Premier Oekraïne verdedigt tijdens bezoek aan Brussel opnieuw situatie gevangenneming Timosjenko (en)

Met dank overgenomen van EUobserver (EUOBSERVER) i, gepubliceerd op woensdag 16 mei 2012, 17:42.
Auteur: Andrew Rettman

BRUSSELS - EU-Ukraine diplomacy reached new heights of confusion during a visit by Prime Minister Mykola Azarov to Brussels on Tuesday (15 May) and Wednesday.

A few days before he came, EU Council chief Herman Van Rompuy had told him on the Euronews TV channel to "stay home." German Chancellor Angela Merkel in a speech to the Bundestag accused his boss, President Viktor Yanukovych, of running a Belarus-type "dictatorship."

But the 62-year-old politician, who started his career in the Soviet coal industry in the times of Nikita Khrushchev, came anyway.

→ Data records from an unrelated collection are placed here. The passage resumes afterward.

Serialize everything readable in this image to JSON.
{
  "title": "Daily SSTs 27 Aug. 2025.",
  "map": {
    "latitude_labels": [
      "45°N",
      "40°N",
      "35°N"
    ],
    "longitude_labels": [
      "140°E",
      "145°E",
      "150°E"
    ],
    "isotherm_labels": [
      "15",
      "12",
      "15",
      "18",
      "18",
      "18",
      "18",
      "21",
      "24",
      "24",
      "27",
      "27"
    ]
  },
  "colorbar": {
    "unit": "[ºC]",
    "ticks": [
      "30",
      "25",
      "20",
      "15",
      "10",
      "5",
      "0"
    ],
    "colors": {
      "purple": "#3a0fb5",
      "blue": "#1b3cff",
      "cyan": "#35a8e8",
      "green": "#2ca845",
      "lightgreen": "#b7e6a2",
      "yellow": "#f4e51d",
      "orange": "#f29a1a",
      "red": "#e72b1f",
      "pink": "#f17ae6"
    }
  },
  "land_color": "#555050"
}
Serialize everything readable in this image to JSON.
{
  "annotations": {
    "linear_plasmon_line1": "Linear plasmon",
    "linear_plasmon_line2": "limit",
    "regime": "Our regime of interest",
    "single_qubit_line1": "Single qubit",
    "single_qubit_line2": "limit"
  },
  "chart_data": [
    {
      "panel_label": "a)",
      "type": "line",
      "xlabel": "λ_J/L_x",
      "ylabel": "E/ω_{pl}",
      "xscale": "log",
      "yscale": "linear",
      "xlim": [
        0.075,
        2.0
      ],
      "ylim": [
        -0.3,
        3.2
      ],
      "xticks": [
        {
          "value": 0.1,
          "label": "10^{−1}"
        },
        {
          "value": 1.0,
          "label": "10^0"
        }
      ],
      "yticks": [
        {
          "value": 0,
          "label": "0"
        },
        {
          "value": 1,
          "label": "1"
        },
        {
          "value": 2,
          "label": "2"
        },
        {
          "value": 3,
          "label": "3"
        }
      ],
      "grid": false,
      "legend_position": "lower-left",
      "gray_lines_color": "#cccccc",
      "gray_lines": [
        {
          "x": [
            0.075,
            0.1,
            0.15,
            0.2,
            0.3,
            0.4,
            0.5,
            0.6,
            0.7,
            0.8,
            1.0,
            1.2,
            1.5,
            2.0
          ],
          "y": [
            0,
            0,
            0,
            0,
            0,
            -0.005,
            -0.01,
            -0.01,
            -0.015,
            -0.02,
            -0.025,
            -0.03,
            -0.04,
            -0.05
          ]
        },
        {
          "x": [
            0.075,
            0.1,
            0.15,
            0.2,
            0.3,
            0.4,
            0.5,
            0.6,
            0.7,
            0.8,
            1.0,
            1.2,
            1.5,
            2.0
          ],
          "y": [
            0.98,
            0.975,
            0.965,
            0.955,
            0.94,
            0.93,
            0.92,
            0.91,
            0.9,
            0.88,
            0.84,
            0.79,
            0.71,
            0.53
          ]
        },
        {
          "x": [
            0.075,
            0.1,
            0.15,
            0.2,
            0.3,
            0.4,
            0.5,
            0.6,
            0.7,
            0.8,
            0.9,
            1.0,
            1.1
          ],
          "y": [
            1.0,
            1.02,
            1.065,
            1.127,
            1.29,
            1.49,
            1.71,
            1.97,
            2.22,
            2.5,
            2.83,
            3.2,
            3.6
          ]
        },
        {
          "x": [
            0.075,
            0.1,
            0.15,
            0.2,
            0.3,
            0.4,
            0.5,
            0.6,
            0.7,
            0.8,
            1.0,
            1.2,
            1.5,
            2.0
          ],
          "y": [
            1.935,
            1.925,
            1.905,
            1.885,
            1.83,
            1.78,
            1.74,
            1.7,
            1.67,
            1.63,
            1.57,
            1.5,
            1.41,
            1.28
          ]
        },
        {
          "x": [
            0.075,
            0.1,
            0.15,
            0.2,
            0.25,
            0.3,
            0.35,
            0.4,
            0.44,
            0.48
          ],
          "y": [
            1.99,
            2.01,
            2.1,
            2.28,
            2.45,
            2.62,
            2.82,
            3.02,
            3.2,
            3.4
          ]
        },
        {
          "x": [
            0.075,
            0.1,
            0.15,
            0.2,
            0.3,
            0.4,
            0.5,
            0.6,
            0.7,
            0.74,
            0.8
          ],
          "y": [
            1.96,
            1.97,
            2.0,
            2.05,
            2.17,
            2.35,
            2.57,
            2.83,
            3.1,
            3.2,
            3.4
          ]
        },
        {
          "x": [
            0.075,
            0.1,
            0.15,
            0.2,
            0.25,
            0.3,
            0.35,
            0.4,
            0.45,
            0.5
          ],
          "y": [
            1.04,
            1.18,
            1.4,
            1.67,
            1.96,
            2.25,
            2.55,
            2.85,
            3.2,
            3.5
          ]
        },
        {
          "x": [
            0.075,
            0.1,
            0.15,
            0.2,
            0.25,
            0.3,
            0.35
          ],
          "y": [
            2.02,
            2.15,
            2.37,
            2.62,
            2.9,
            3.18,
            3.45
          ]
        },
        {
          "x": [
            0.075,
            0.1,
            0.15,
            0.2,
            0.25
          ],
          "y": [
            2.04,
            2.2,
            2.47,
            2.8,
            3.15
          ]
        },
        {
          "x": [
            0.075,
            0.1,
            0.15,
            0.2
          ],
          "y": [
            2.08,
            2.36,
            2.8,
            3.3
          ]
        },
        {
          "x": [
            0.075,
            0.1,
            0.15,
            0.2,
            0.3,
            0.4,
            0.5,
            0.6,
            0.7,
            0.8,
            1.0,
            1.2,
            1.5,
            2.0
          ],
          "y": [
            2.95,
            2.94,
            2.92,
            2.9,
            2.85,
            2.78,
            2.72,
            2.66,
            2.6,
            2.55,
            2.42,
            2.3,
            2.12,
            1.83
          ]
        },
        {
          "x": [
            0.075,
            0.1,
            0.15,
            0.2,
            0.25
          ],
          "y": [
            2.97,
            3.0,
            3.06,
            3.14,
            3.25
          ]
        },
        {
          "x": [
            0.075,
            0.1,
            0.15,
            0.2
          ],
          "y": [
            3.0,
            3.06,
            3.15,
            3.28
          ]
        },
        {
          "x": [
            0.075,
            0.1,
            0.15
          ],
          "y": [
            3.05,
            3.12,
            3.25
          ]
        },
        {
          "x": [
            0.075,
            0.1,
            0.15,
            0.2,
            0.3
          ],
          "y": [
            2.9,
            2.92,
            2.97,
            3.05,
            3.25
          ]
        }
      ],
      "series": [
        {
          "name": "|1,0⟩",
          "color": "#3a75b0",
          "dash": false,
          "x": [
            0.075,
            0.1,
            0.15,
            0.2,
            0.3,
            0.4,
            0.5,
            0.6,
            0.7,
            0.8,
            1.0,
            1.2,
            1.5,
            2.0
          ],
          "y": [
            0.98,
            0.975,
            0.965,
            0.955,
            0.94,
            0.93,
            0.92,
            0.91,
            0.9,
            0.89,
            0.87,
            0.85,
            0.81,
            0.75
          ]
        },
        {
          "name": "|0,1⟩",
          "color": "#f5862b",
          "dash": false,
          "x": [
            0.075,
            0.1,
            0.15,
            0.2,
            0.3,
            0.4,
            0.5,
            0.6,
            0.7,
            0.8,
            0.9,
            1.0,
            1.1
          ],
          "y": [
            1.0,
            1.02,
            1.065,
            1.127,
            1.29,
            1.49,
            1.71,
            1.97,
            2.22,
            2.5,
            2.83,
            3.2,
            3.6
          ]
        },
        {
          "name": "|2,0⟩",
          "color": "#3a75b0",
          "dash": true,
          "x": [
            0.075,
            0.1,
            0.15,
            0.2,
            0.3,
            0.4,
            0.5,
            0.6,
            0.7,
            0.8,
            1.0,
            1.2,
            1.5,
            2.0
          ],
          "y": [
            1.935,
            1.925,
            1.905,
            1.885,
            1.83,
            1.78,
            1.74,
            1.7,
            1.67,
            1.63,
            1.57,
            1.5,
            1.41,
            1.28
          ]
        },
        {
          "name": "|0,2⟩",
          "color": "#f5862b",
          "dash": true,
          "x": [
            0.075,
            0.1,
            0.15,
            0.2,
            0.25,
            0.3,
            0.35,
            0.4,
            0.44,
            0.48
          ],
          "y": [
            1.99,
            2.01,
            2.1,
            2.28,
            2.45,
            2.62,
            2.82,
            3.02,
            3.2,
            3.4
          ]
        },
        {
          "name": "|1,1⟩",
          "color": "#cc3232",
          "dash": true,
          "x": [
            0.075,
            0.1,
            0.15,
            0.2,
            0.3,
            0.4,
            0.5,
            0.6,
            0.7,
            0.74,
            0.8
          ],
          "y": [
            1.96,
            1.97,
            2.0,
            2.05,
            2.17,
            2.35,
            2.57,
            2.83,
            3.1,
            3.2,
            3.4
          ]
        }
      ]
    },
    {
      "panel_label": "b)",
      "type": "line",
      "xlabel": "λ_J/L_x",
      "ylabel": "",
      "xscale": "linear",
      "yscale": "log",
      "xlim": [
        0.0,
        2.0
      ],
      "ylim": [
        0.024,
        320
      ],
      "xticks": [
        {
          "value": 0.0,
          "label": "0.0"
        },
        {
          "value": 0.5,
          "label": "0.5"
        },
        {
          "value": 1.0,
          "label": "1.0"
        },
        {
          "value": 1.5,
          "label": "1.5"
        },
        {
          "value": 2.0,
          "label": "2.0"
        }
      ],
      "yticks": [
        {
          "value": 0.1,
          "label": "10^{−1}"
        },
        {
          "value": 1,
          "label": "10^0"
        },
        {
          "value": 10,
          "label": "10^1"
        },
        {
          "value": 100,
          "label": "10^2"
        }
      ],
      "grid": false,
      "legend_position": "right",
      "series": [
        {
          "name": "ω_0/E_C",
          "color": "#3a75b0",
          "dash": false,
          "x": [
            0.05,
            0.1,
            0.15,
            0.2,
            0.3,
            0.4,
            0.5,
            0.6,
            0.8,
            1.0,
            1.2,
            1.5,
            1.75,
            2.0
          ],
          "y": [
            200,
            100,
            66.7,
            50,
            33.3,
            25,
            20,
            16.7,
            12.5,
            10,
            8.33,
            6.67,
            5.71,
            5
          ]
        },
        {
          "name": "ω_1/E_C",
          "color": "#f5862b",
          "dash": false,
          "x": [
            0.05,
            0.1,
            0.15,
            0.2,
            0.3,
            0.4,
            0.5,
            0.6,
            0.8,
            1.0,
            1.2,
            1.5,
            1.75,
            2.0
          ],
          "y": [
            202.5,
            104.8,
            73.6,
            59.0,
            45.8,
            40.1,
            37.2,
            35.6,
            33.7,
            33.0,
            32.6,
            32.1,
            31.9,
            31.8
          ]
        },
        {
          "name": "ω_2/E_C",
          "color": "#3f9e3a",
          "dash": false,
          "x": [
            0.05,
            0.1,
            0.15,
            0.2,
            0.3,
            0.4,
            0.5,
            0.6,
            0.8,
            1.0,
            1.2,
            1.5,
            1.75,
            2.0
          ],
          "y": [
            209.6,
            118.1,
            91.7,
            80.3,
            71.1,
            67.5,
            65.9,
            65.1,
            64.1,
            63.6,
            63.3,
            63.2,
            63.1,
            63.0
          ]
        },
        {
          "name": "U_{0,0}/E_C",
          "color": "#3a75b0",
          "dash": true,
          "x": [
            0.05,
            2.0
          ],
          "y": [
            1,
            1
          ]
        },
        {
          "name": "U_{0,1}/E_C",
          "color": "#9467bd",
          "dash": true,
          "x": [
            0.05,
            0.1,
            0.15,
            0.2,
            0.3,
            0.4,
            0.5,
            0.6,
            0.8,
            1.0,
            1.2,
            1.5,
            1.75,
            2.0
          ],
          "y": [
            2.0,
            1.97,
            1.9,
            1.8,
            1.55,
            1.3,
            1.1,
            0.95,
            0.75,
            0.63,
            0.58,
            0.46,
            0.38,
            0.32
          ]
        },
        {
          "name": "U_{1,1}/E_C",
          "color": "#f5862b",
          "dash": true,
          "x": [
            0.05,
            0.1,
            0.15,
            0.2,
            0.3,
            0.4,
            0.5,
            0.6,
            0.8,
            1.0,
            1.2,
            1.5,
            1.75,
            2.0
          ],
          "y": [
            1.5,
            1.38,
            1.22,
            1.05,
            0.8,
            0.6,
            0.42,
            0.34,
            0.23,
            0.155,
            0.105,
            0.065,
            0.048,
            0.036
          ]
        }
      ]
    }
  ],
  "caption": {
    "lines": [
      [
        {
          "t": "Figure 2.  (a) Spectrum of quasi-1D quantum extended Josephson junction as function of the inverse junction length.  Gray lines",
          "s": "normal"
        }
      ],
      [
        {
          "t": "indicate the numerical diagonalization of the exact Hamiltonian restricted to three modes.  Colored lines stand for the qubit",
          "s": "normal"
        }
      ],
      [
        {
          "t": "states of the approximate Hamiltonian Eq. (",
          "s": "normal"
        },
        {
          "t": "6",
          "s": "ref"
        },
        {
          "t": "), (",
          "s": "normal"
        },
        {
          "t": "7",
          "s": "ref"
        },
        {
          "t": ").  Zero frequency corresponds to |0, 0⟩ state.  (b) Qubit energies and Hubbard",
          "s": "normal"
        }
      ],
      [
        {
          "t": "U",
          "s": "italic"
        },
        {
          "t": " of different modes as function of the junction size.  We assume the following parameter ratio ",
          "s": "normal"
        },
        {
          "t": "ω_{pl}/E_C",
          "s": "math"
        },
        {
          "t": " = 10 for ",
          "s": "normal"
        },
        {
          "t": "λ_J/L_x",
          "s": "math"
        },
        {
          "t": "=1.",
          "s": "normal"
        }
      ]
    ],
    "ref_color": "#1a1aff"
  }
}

He held at least six meetings in which he repeated the line that Ukraine's jailing of opposition leaders is in the interest of establishing law and order.

Time and again, he saw the line thrown back in his face but went on unfazed.

EU foreign affairs chief Catherine Ashton told press: "If you have all these international organisations saying that your judicial system is not of the quality it should be then you need to address that."

Socialist MEPs, whose group is - on paper - friends with Azarov's Party of Regions, told him they are "unconvinced" and that Ukraine should free "political prisoners."

Contacts indicate that a three-way meeting with neighbourhood commissioner Stefan Fuele and Danish foreign minister Villy Sovndal at one point saw "serious shouting" and at another point "an awkward five-minute-long silence in which neither side knew what to say each other." But a lunch following the talks was "warm, friendly."

Azarov's EU capital tour ended in an impromptu deal with European Parliament chief Martin Schulz.

The two men - after talks described by Schulz as full of "a mutual trust I didn't expect" - decided that parliament will nominate a group of doctors to monitor the health of jailed former leader Yulia Tymoshenko and a "highly-respected personality" to make sure that her legal appeal is handled fairly.

The deal took everyone by surprise - it was made up on the spot and neither side knows how it will be implemented in practice. One MEP noted that a team of German doctors is already doing the same thing.

Ukrainian diplomats saw Azarov's visit as a personal attempt to end a stalemate which threatens to freeze EU integration for years, or for ever if Russia takes advantage of the opportunity.

But EU institutions are at odds with each other on how to handle Kiev.

Even Ukraine-critical EU diplomats think Van Rompuy went too far in his Euronews insult. Some think that Merkel's jibe was made to win votes after she saw how much positive media coverage German President Joachim Gauck got for boycotting a summit in Yalta.

Ashton earlier on Monday endorsed the European Commission's boycott of the Euro2012 games in Ukraine.

But some of her staff think it is a mistake that will make the EU look silly when it - inevitably - declines to boycott the 2014 winter Olympics in the equally repressive but more powerful Russia.

Meanwhile, one analyst whose work is closely followed by Ashton's advisors Olga Shumylo-Tapiola, an analyst at the Carnegie Europe institute, believes that the Yanukovych clan is a lost cause.

"The most effective step [to make Kiev mend its ways] would be to scrutinise the financial and other assets of The Family and oligarchs that are held in EU countries. Cyprus would be the perfect place to start," she wrote in an op-ed on Monday.

"Or perhaps the best option will be to let Ukraine drift where it drifts. The EU can only help those states that want to be helped - is Ukraine one of them?" she added.